One film in particular that inspired Mandy was The Spirit of the Beehive and how director Victor Erice created such beautiful lighting with such little money. She remembers feeling as if she were in a beehive while watching it in the theater. The films of Wim Wenders and Robby Müller like Paris, Texas were also huge influences when Mandy was developing her eye.
REACHING THE NEXT LEVEL
As mentioned earlier, Mandy really learned the craft by shooting documentaries and music videos any chance she could. She also shot projects for film school friends in her spare time. This is the time when she could try new things and master the fundamentals of cinematography.
While filming the documentary As the Mirror Burns in Vietnam, Mandy was thoroughly tested to expose the film correctly without any visual reference throughout the entire production. It was 1990 and still over a decade before the digital age. It was a small crew — meaning only a cinematographer, director, producer, and sound recordist. No room for camera assistants. All Mandy had were two little redheads (800-watt tungsten lights) in a suitcase. So, she had to work with a lot of natural light and had no dailies the whole five weeks she was in production.
With no reference for how she was doing, she exposed by thinking of the image and trusting her gut. All she had to go by were a few tests she ran before production. On the film stock, she saw where the subject would be blown out and how dark the shadows were. When she arrived back home and saw the results, she was pleasantly surprised.

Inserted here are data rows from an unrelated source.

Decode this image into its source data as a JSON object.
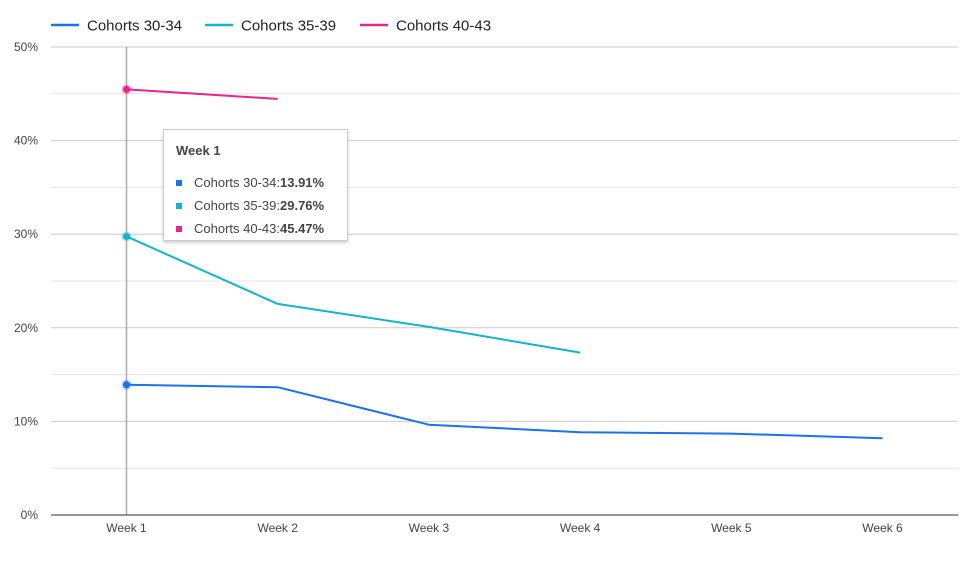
{
  "chart_data": {
    "type": "line",
    "categories": [
      "Week 1",
      "Week 2",
      "Week 3",
      "Week 4",
      "Week 5",
      "Week 6"
    ],
    "series": [
      {
        "name": "Cohorts 30-34",
        "color": "#1a73e8",
        "values": [
          13.91,
          13.65,
          9.65,
          8.85,
          8.7,
          8.2
        ]
      },
      {
        "name": "Cohorts 35-39",
        "color": "#12b5cb",
        "values": [
          29.76,
          22.55,
          20.1,
          17.35,
          null,
          null
        ]
      },
      {
        "name": "Cohorts 40-43",
        "color": "#e52592",
        "values": [
          45.47,
          44.45,
          null,
          null,
          null,
          null
        ]
      }
    ],
    "y_ticks": [
      "0%",
      "10%",
      "20%",
      "30%",
      "40%",
      "50%"
    ],
    "ylim": [
      0,
      50
    ],
    "grid": true,
    "legend_position": "top-left"
  },
  "tooltip": {
    "title": "Week 1",
    "rows": [
      {
        "label": "Cohorts 30-34: ",
        "value": "13.91%",
        "color": "#1a73e8"
      },
      {
        "label": "Cohorts 35-39: ",
        "value": "29.76%",
        "color": "#12b5cb"
      },
      {
        "label": "Cohorts 40-43: ",
        "value": "45.47%",
        "color": "#e52592"
      }
    ]
  }
}
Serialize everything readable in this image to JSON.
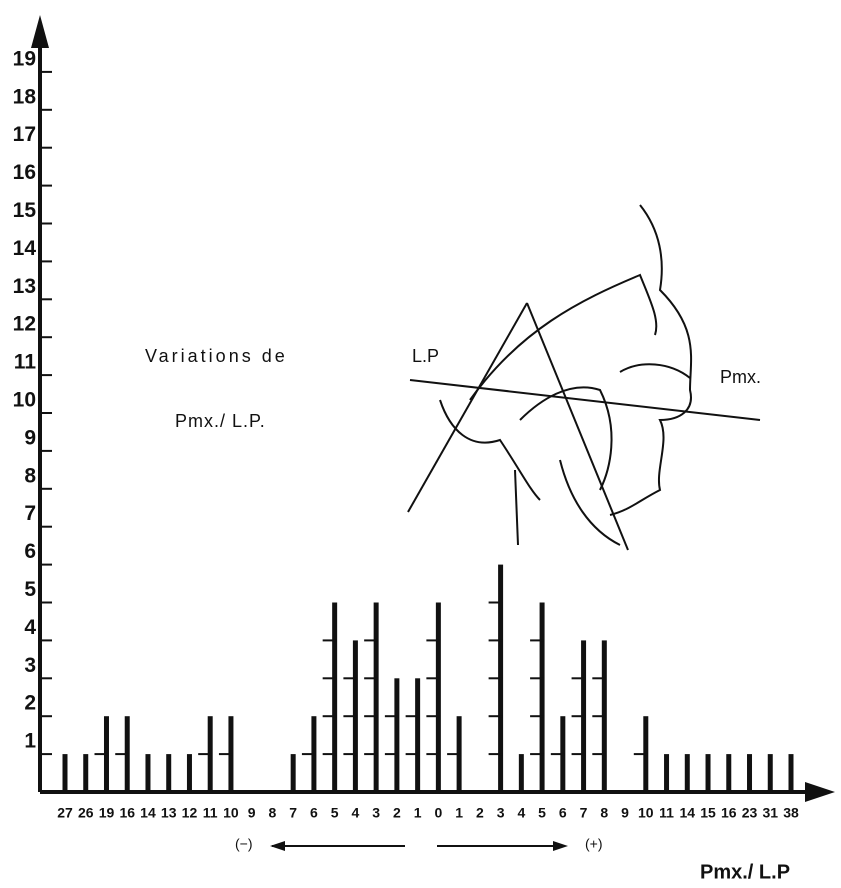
{
  "chart_data": {
    "type": "bar",
    "annotations": {
      "title_line1": "Variations de",
      "title_line2": "Pmx./ L.P.",
      "lp_label": "L.P",
      "pmx_label": "Pmx.",
      "negative": "(−)",
      "positive": "(+)"
    },
    "x_label": "Pmx./ L.P",
    "categories": [
      27,
      26,
      19,
      16,
      14,
      13,
      12,
      11,
      10,
      9,
      8,
      7,
      6,
      5,
      4,
      3,
      2,
      1,
      0,
      1,
      2,
      3,
      4,
      5,
      6,
      7,
      8,
      9,
      10,
      11,
      14,
      15,
      16,
      23,
      31,
      38
    ],
    "values": [
      1,
      1,
      2,
      2,
      1,
      1,
      1,
      2,
      2,
      0,
      0,
      1,
      2,
      5,
      4,
      5,
      3,
      3,
      5,
      2,
      0,
      6,
      1,
      5,
      2,
      4,
      4,
      0,
      2,
      1,
      1,
      1,
      1,
      1,
      1,
      1
    ],
    "color": "#111111",
    "ylim": [
      0,
      20
    ],
    "yticks": [
      1,
      2,
      3,
      4,
      5,
      6,
      7,
      8,
      9,
      10,
      11,
      12,
      13,
      14,
      15,
      16,
      17,
      18,
      19
    ]
  }
}
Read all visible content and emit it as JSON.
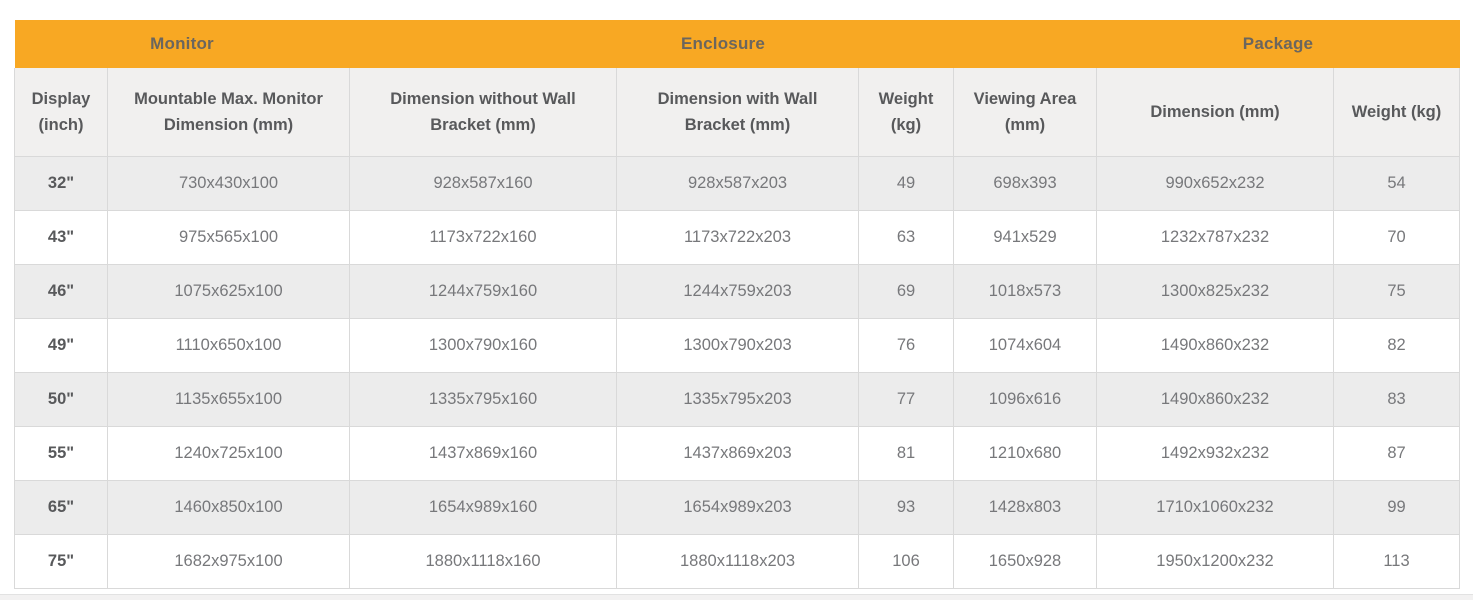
{
  "table": {
    "groups": [
      {
        "label": "Monitor",
        "span": 2
      },
      {
        "label": "Enclosure",
        "span": 4
      },
      {
        "label": "Package",
        "span": 2
      }
    ],
    "columns": [
      "Display (inch)",
      "Mountable Max. Monitor Dimension (mm)",
      "Dimension without Wall Bracket (mm)",
      "Dimension with Wall Bracket (mm)",
      "Weight (kg)",
      "Viewing Area (mm)",
      "Dimension (mm)",
      "Weight (kg)"
    ],
    "rows": [
      [
        "32\"",
        "730x430x100",
        "928x587x160",
        "928x587x203",
        "49",
        "698x393",
        "990x652x232",
        "54"
      ],
      [
        "43\"",
        "975x565x100",
        "1173x722x160",
        "1173x722x203",
        "63",
        "941x529",
        "1232x787x232",
        "70"
      ],
      [
        "46\"",
        "1075x625x100",
        "1244x759x160",
        "1244x759x203",
        "69",
        "1018x573",
        "1300x825x232",
        "75"
      ],
      [
        "49\"",
        "1110x650x100",
        "1300x790x160",
        "1300x790x203",
        "76",
        "1074x604",
        "1490x860x232",
        "82"
      ],
      [
        "50\"",
        "1135x655x100",
        "1335x795x160",
        "1335x795x203",
        "77",
        "1096x616",
        "1490x860x232",
        "83"
      ],
      [
        "55\"",
        "1240x725x100",
        "1437x869x160",
        "1437x869x203",
        "81",
        "1210x680",
        "1492x932x232",
        "87"
      ],
      [
        "65\"",
        "1460x850x100",
        "1654x989x160",
        "1654x989x203",
        "93",
        "1428x803",
        "1710x1060x232",
        "99"
      ],
      [
        "75\"",
        "1682x975x100",
        "1880x1118x160",
        "1880x1118x203",
        "106",
        "1650x928",
        "1950x1200x232",
        "113"
      ]
    ]
  },
  "colors": {
    "group_header_bg": "#F8A823",
    "group_header_text": "#6B665E",
    "column_header_bg": "#F1F0EF",
    "column_header_text": "#58595B",
    "cell_text": "#77787B",
    "stripe_row_bg": "#ECECEC",
    "border": "#D9D9D9"
  }
}
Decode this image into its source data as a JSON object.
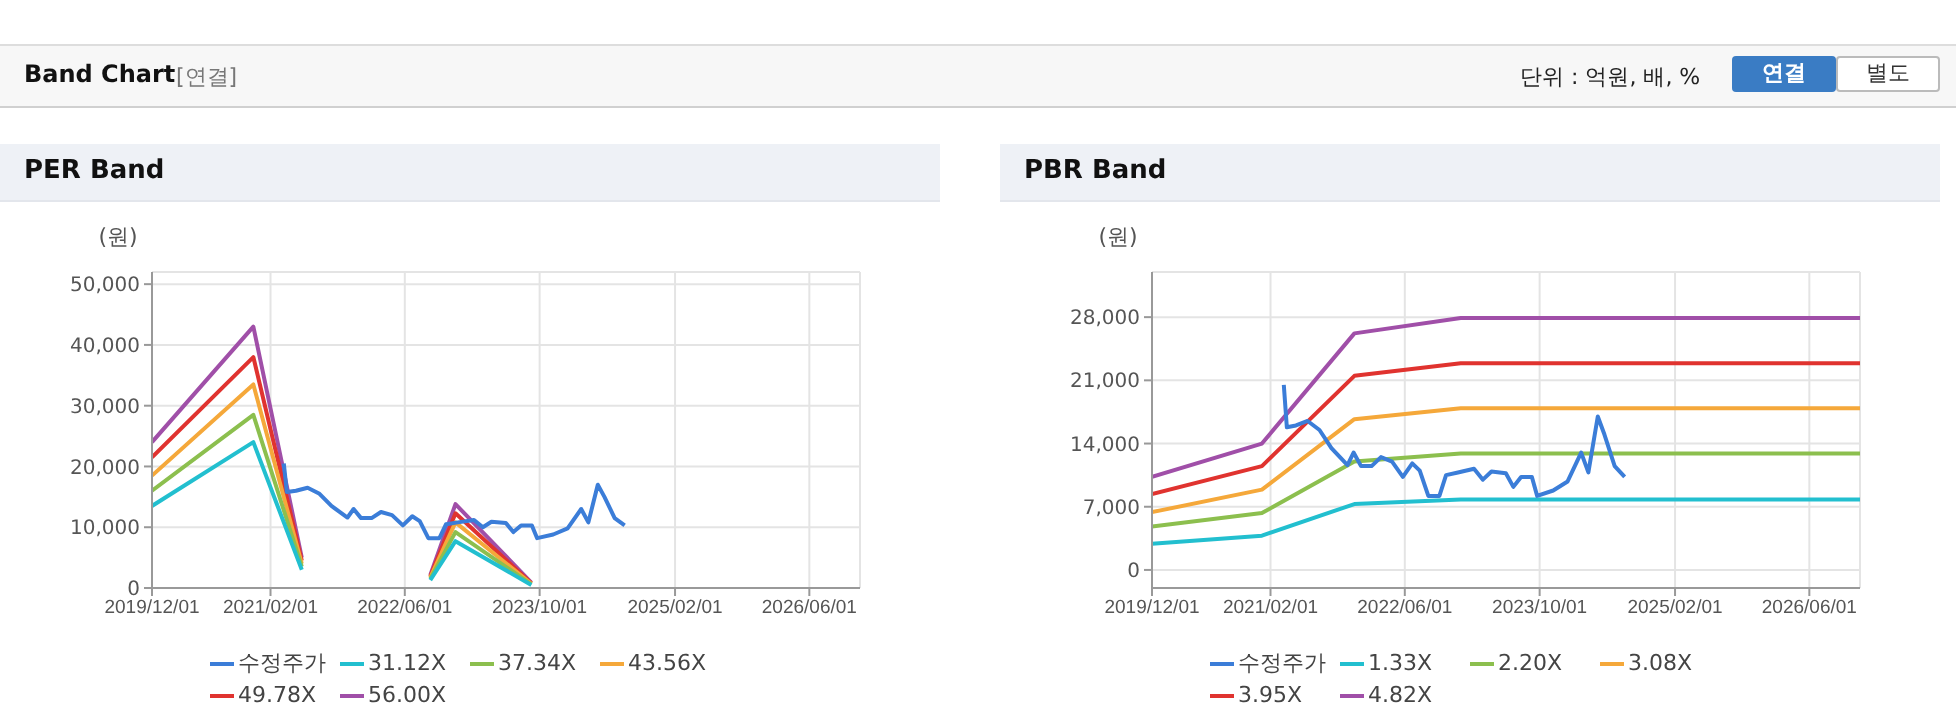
{
  "chart_data": [
    {
      "type": "line",
      "title": "PER Band",
      "ylabel": "(원)",
      "annotations": [
        "Band Chart",
        "[연결]",
        "단위 : 억원, 배, %",
        "연결",
        "별도"
      ],
      "x": [
        "2019-12-01",
        "2020-12-01",
        "2021-05-25",
        "2022-01-01",
        "2022-09-01",
        "2022-12-01",
        "2023-09-01"
      ],
      "series": [
        {
          "name": "수정주가",
          "color": "#3b7dd8",
          "x": [
            "2021-03-21",
            "2021-04-01",
            "2021-05-04",
            "2021-06-15",
            "2021-07-28",
            "2021-09-09",
            "2021-11-06",
            "2021-11-28",
            "2021-12-25",
            "2022-02-01",
            "2022-03-07",
            "2022-04-16",
            "2022-05-25",
            "2022-06-28",
            "2022-07-25",
            "2022-08-25",
            "2022-10-04",
            "2022-10-28",
            "2022-12-10",
            "2023-02-06",
            "2023-03-10",
            "2023-04-10",
            "2023-06-01",
            "2023-06-28",
            "2023-07-26",
            "2023-09-03",
            "2023-09-22",
            "2023-11-19",
            "2024-01-10",
            "2024-02-28",
            "2024-03-25",
            "2024-04-28",
            "2024-05-22",
            "2024-06-28",
            "2024-08-03"
          ],
          "values": [
            20500,
            15800,
            16000,
            16500,
            15500,
            13500,
            11600,
            13000,
            11500,
            11500,
            12500,
            12000,
            10300,
            11800,
            11000,
            8200,
            8200,
            10500,
            10800,
            11200,
            10000,
            10900,
            10700,
            9200,
            10300,
            10300,
            8200,
            8800,
            9800,
            13000,
            10800,
            17000,
            15000,
            11500,
            10300
          ]
        },
        {
          "name": "31.12X",
          "color": "#22bfcf",
          "values": [
            13500,
            24000,
            3000,
            null,
            1300,
            7700,
            500
          ]
        },
        {
          "name": "37.34X",
          "color": "#8cbf4e",
          "values": [
            16000,
            28500,
            3500,
            null,
            1500,
            9200,
            600
          ]
        },
        {
          "name": "43.56X",
          "color": "#f5a83a",
          "values": [
            18500,
            33500,
            4000,
            null,
            1700,
            10800,
            700
          ]
        },
        {
          "name": "49.78X",
          "color": "#e0332f",
          "values": [
            21500,
            38000,
            4500,
            null,
            1900,
            12300,
            800
          ]
        },
        {
          "name": "56.00X",
          "color": "#a04fa8",
          "values": [
            24000,
            43000,
            5000,
            null,
            2100,
            13800,
            900
          ]
        }
      ],
      "xlim": [
        "2019-12-01",
        "2026-12-01"
      ],
      "xticks": [
        {
          "value": "2019-12-01",
          "label": "2019/12/01"
        },
        {
          "value": "2021-02-01",
          "label": "2021/02/01"
        },
        {
          "value": "2022-06-01",
          "label": "2022/06/01"
        },
        {
          "value": "2023-10-01",
          "label": "2023/10/01"
        },
        {
          "value": "2025-02-01",
          "label": "2025/02/01"
        },
        {
          "value": "2026-06-01",
          "label": "2026/06/01"
        }
      ],
      "ylim": [
        0,
        52000
      ],
      "yticks": [
        {
          "value": 0,
          "label": "0"
        },
        {
          "value": 10000,
          "label": "10,000"
        },
        {
          "value": 20000,
          "label": "20,000"
        },
        {
          "value": 30000,
          "label": "30,000"
        },
        {
          "value": 40000,
          "label": "40,000"
        },
        {
          "value": 50000,
          "label": "50,000"
        }
      ],
      "grid": true,
      "legend": "bottom",
      "marker": "none"
    },
    {
      "type": "line",
      "title": "PBR Band",
      "ylabel": "(원)",
      "x": [
        "2019-12-01",
        "2021-01-01",
        "2021-12-01",
        "2022-12-20",
        "2026-12-01"
      ],
      "series": [
        {
          "name": "수정주가",
          "color": "#3b7dd8",
          "x": [
            "2021-03-21",
            "2021-04-01",
            "2021-05-04",
            "2021-06-15",
            "2021-07-28",
            "2021-09-09",
            "2021-11-06",
            "2021-11-28",
            "2021-12-25",
            "2022-02-01",
            "2022-03-07",
            "2022-04-16",
            "2022-05-25",
            "2022-06-28",
            "2022-07-25",
            "2022-08-25",
            "2022-10-04",
            "2022-10-28",
            "2022-12-10",
            "2023-02-06",
            "2023-03-10",
            "2023-04-10",
            "2023-06-01",
            "2023-06-28",
            "2023-07-26",
            "2023-09-03",
            "2023-09-22",
            "2023-11-19",
            "2024-01-10",
            "2024-02-28",
            "2024-03-25",
            "2024-04-28",
            "2024-05-22",
            "2024-06-28",
            "2024-08-03"
          ],
          "values": [
            20500,
            15800,
            16000,
            16500,
            15500,
            13500,
            11600,
            13000,
            11500,
            11500,
            12500,
            12000,
            10300,
            11800,
            11000,
            8200,
            8200,
            10500,
            10800,
            11200,
            10000,
            10900,
            10700,
            9200,
            10300,
            10300,
            8200,
            8800,
            9800,
            13000,
            10800,
            17000,
            15000,
            11500,
            10300
          ]
        },
        {
          "name": "1.33X",
          "color": "#22bfcf",
          "values": [
            2900,
            3800,
            7300,
            7800,
            7800
          ]
        },
        {
          "name": "2.20X",
          "color": "#8cbf4e",
          "values": [
            4800,
            6300,
            12000,
            12900,
            12900
          ]
        },
        {
          "name": "3.08X",
          "color": "#f5a83a",
          "values": [
            6400,
            8900,
            16700,
            17900,
            17900
          ]
        },
        {
          "name": "3.95X",
          "color": "#e0332f",
          "values": [
            8400,
            11500,
            21500,
            22900,
            22900
          ]
        },
        {
          "name": "4.82X",
          "color": "#a04fa8",
          "values": [
            10300,
            14000,
            26200,
            27900,
            27900
          ]
        }
      ],
      "xlim": [
        "2019-12-01",
        "2026-12-01"
      ],
      "xticks": [
        {
          "value": "2019-12-01",
          "label": "2019/12/01"
        },
        {
          "value": "2021-02-01",
          "label": "2021/02/01"
        },
        {
          "value": "2022-06-01",
          "label": "2022/06/01"
        },
        {
          "value": "2023-10-01",
          "label": "2023/10/01"
        },
        {
          "value": "2025-02-01",
          "label": "2025/02/01"
        },
        {
          "value": "2026-06-01",
          "label": "2026/06/01"
        }
      ],
      "ylim": [
        -2000,
        33000
      ],
      "yticks": [
        {
          "value": 0,
          "label": "0"
        },
        {
          "value": 7000,
          "label": "7,000"
        },
        {
          "value": 14000,
          "label": "14,000"
        },
        {
          "value": 21000,
          "label": "21,000"
        },
        {
          "value": 28000,
          "label": "28,000"
        }
      ],
      "grid": true,
      "legend": "bottom",
      "marker": "none"
    }
  ]
}
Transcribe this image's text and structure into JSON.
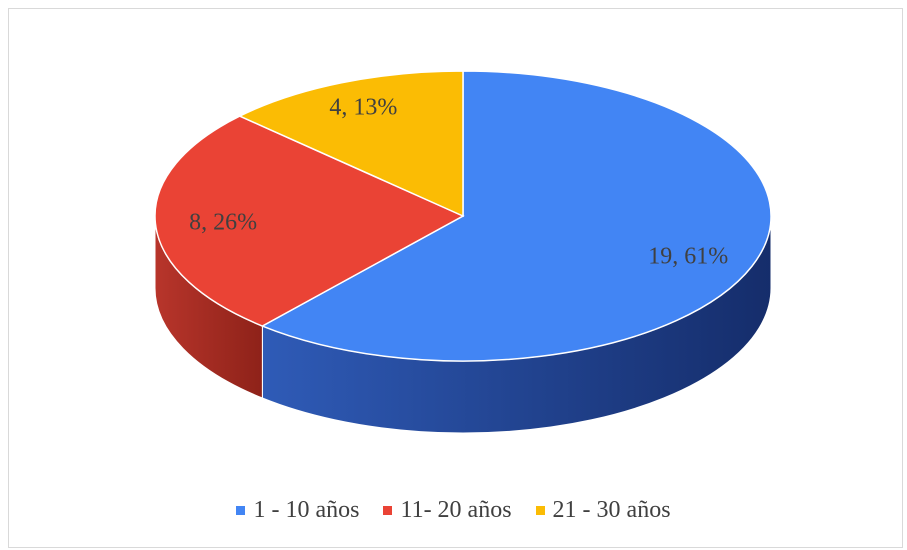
{
  "chart_data": {
    "type": "pie",
    "title": "",
    "slices": [
      {
        "name": "1 - 10 años",
        "value": 19,
        "percent": 61,
        "label": "19, 61%",
        "color": "#4285f4",
        "side_color": "#2f5bb7",
        "side_dark": "#152d6b"
      },
      {
        "name": "11- 20 años",
        "value": 8,
        "percent": 26,
        "label": "8, 26%",
        "color": "#ea4335",
        "side_color": "#b8352b",
        "side_dark": "#8e2219"
      },
      {
        "name": "21 - 30 años",
        "value": 4,
        "percent": 13,
        "label": "4, 13%",
        "color": "#fbbc04",
        "side_color": "#c59200",
        "side_dark": "#8a6800"
      }
    ],
    "legend_position": "bottom",
    "style": "3d-pie"
  }
}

“I get exposure now,” she chuckles.
To this day, Mandy approaches digital as she would film. When she first learned to expose, she did so with the Ansel Adams Zone System. So, that’s how she looks at an image, creating three dimensions with color tones, lenses, and other photography tricks.
A FILM APPROACH TO DIGITAL FILMMAKING
Mandy Walker was not one of the early adopters of the digital revolution, because she wanted to stick with the best tools and cinematic procedures. It was after those cinematographers who pioneered the digital medium when Mandy hopped on, first with commercials and then with features.
“I didn’t want to be part of the experimentation of the early part of it where I thought, ‘Well, this doesn’t look as good as film so why am I using it?’ And to me, I didn’t want to do that…. So I didn’t want to use it until I felt that it was in a place where it could do the right job for the movie and not compromise.”
—Mandy Walker, ASC, ACS
What Mandy appreciates about digital is how she can see the image on set with “fantastic monitors.” Now, she can watch with the director and get granular with the imagery. The image you see is the image that you’ll get, and that wasn’t always possible with film.
What Mandy learned about film in a time when Australia didn’t have color timing in their dailies was discipline and understanding limitations. She only had one light workprint (meaning if she normally overexposed by two-thirds of a stop and then brought it down for dailies). So, if she got the exposure wrong, there was nobody adjusting it. Whereas, in the U.S., most feature films had color time dailies. So, if she made a mistake stateside, she saw it right away.
In contrast, Mandy is very happy shooting in a digital format. According to Mandy, there are many things you can do to make your visuals stand out from the last film you saw. To create a different feel, cinematographers used to shoot different film stocks, push and pull the negative, and cross processing with a negative. It was a more physical process than it is today with digital.